Angus Strom

**Name of the Vulnerable Software and Affected Versions** EasyCorp ZenTao version 12.5.3 **Description** The issue allows remote attackers with admin access to execute arbitrary code by setting the `type` parameter to `System` in the Cron job tab. **Recommendations** For EasyCorp ZenTao version 12.5.3, consider restricting access to the Cron job tab to prevent exploitation, and avoid setting the `type` parameter to `System` until a fix is available. At the moment, there is no information about a newer version that contains a fix for this vulnerability.

**Name of the Vulnerable Software and Affected Versions** EasyCorp ZenTao version 12.5.3 **Description** A cross-site request forgery (CSRF) vulnerability in the Cron job tab allows attackers to update the fields of a Cron job. **Recommendations** For EasyCorp ZenTao version 12.5.3, consider disabling access to the Cron job tab until a patch is available to prevent exploitation of the CSRF vulnerability.

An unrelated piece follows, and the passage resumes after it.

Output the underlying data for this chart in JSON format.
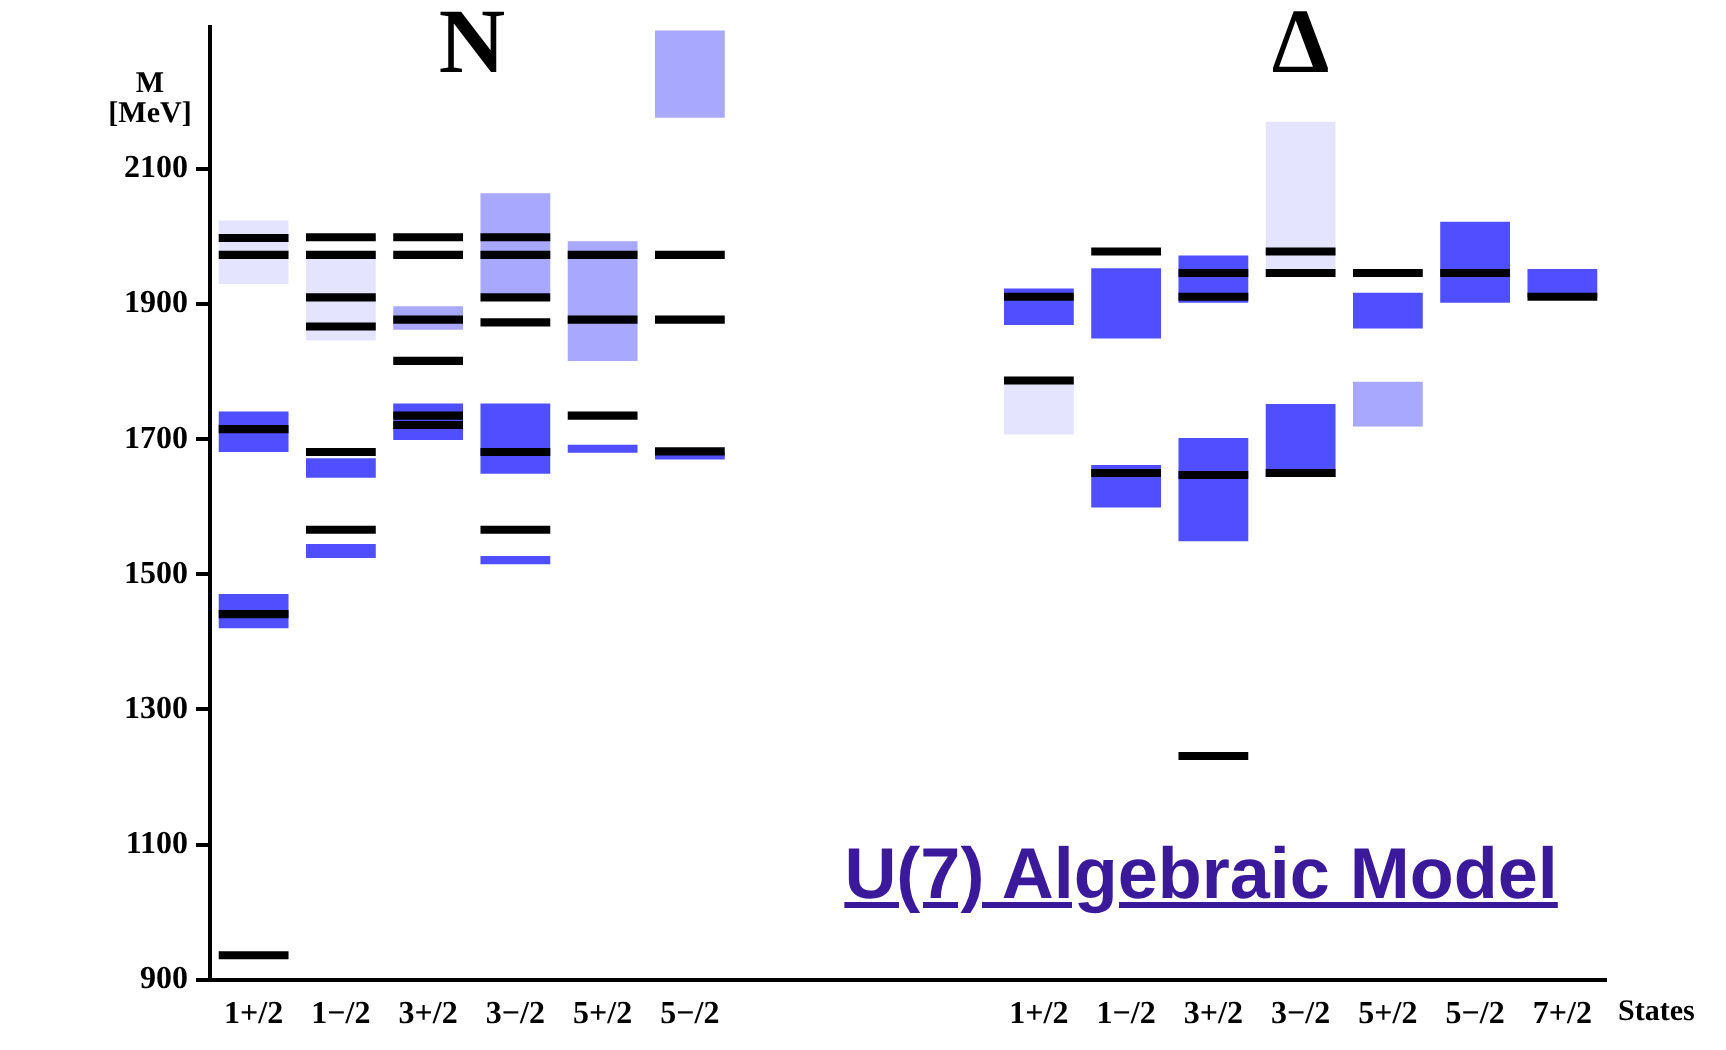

**Name of the Vulnerable Software and Affected Versions** EasyCorp ZenTao version 12.5.3 **Description** A cross-site scripting (XSS) issue allows remote attackers to execute arbitrary web script via various areas, such as `data-link-creator`. This enables attackers to potentially steal user data or take control of user sessions. **Recommendations** For EasyCorp ZenTao version 12.5.3, consider restricting access to the `data-link-creator` area until a patch is available. As a temporary workaround, avoid using the `data-link-creator` feature to minimize the risk of exploitation. At the moment, there is no information about a newer version that contains a fix for this issue.